Nursing Considerations
Proper technique during administration directly affects drug effectiveness and patient safety. Follow these steps:
- Assess and verify. Review the patient's eye condition and the medication order. Confirm the right patient, right drug, right eye (OD, OS, or OU), right dose, and right route.
- Explain the procedure to the patient to promote cooperation. Many patients are anxious about anything near their eyes.
- Perform hand hygiene and don gloves to maintain aseptic technique.
- Check the medication label for name, strength, expiration date, and which eye is specified.
- Inspect the solution for discoloration or particulate matter. Do not use if either is present.
- Position the patient with head tilted back and eyes looking upward.
- Gently pull down the lower eyelid to create a conjunctival pocket.
- Instill drops or apply ointment into the lower conjunctival sac. Keep the dropper tip away from the eye and surrounding tissues to prevent contamination.
- Instruct the patient to close the eye gently and apply light pressure over the nasolacrimal duct (inner corner of the eye) for 1–2 minutes. This step is critical because it reduces systemic absorption through the nasal mucosa.
- Wait at least 5 minutes between different eye medications to prevent dilution or drug interactions.
- Document the medication, time, dose, eye treated, and patient response.
If both drops and ointment are ordered for the same eye, always administer the drops first. Ointment creates a barrier that prevents drops from being absorbed.

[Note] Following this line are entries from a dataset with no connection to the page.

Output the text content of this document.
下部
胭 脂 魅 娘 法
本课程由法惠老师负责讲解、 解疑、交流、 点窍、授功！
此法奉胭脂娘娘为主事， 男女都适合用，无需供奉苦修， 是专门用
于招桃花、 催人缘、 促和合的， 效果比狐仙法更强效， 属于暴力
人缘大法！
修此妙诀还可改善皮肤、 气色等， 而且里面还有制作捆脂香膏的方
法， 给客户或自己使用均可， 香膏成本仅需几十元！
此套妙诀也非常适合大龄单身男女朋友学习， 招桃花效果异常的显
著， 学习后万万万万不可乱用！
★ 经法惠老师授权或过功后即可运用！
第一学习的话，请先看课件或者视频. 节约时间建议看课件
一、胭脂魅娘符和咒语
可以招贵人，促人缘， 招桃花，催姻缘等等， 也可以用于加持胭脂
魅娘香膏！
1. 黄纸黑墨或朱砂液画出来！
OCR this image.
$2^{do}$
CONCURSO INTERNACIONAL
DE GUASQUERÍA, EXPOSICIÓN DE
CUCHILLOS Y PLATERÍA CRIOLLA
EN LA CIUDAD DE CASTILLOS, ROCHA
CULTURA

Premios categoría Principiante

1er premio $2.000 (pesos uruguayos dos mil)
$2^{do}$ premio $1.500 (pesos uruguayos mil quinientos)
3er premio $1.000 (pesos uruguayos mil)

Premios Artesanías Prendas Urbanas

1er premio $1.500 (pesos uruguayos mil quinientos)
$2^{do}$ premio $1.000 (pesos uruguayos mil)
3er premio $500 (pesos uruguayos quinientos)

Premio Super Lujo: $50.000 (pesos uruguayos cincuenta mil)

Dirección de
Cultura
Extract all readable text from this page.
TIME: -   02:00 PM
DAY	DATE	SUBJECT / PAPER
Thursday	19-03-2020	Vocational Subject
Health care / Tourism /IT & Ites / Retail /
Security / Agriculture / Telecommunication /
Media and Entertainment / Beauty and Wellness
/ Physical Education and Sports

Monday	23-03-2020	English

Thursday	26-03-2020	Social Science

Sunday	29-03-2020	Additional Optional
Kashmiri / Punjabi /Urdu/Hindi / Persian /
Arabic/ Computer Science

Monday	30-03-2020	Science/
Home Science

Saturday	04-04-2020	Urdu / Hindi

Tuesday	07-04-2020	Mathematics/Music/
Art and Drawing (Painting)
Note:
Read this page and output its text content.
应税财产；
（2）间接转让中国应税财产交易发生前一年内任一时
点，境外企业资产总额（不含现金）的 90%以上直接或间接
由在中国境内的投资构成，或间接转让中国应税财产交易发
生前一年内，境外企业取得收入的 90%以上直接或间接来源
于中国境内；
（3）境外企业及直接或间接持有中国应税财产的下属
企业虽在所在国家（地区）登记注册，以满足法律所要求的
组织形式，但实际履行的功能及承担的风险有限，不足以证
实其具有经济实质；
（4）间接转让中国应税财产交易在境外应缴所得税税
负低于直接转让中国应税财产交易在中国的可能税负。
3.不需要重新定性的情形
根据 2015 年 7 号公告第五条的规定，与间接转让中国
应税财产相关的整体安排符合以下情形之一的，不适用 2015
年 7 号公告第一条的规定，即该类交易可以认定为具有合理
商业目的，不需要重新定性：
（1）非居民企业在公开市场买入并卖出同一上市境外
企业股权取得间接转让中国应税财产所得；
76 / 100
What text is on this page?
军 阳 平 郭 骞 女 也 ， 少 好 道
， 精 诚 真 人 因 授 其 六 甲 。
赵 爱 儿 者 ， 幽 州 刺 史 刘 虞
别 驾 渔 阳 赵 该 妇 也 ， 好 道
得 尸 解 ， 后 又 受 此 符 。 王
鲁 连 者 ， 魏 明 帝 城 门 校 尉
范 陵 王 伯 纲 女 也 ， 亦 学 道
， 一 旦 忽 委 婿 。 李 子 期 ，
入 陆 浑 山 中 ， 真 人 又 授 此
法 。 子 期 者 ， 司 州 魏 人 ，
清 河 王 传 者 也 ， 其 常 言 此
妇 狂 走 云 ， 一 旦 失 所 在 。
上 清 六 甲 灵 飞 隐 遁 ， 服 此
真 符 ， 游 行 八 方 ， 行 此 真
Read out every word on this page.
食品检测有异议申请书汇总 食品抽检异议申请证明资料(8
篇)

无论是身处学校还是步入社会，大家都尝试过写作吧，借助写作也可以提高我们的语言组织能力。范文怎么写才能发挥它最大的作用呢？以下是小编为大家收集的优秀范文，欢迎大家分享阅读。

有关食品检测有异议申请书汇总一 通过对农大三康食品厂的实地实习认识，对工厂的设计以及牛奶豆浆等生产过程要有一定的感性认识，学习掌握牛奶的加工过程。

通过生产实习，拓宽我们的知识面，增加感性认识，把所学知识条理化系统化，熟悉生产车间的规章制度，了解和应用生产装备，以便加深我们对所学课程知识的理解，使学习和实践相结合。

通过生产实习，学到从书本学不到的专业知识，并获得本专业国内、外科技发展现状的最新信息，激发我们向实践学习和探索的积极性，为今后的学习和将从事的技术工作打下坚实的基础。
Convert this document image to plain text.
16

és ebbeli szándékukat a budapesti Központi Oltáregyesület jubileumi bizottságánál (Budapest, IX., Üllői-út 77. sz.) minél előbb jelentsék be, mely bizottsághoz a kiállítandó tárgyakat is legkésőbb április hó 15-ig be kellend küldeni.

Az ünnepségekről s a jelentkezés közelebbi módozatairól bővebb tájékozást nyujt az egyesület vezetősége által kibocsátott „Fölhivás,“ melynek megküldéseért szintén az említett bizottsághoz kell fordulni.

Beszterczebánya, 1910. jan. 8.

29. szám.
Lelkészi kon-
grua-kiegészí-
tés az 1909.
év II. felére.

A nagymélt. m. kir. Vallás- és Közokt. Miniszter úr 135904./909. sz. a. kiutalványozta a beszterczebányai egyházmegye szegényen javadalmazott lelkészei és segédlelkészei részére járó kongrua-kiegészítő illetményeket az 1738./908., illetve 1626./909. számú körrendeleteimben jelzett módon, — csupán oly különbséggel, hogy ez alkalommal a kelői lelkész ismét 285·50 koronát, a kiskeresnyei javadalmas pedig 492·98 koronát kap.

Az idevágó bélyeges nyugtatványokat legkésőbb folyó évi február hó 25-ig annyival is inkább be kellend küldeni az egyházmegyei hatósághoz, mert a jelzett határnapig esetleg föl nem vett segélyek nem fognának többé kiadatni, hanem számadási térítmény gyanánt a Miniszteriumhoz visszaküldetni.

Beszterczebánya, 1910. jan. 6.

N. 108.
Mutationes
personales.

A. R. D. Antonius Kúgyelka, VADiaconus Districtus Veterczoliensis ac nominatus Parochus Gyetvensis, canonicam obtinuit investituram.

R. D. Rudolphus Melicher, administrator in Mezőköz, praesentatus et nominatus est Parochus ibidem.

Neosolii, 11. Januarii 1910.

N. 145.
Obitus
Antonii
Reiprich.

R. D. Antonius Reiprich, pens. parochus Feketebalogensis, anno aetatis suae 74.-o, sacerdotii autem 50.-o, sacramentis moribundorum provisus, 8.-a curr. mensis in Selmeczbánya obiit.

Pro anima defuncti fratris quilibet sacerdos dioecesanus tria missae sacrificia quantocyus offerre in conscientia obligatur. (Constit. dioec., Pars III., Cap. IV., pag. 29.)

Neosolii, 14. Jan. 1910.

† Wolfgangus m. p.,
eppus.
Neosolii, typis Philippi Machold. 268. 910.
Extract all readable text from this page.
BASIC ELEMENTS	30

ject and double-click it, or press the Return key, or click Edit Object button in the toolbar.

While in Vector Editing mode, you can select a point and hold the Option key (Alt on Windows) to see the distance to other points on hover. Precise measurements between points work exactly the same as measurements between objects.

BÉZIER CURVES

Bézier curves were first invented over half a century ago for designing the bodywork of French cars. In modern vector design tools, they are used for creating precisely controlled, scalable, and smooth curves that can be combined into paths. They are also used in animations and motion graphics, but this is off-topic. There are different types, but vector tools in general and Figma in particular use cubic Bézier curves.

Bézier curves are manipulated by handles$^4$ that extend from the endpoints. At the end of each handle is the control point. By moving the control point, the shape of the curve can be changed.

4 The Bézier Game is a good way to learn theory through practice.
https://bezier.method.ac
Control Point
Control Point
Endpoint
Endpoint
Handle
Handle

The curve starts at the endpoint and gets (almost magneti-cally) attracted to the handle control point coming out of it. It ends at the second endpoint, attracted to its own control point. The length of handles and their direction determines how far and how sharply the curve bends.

Patient Education Strategies
Patients often struggle with self-administering eye medications at home. Effective teaching makes a real difference in treatment outcomes.
- Demonstrate proper technique before discharge. Have the patient do a return demonstration. Key points to reinforce: wash hands before and after, avoid touching the dropper tip to the eye, and apply nasolacrimal pressure after instilling drops.
- Stress completing the full course, even after symptoms improve. Stopping antibiotics early promotes resistant organisms. Stopping corticosteroids abruptly can cause rebound inflammation.
- Explain storage requirements. Some drops need refrigeration; others must be protected from light. Patients should check the label and discard expired medications.
- Teach warning signs that require prompt medical attention: increasing redness, purulent discharge, worsening pain, or any change in vision.
- Counsel on preventing infection spread. Patients should avoid sharing towels, pillowcases, or eye makeup. Contact lenses should not be worn during treatment for infection unless the provider specifically says otherwise.
- Advise reporting side effects like persistent stinging, burning, or signs of allergic reaction (swelling, itching, rash around the eye) so the provider can adjust treatment.
- Provide written instructions to reinforce verbal teaching. Patients retain more when they have something to reference at home.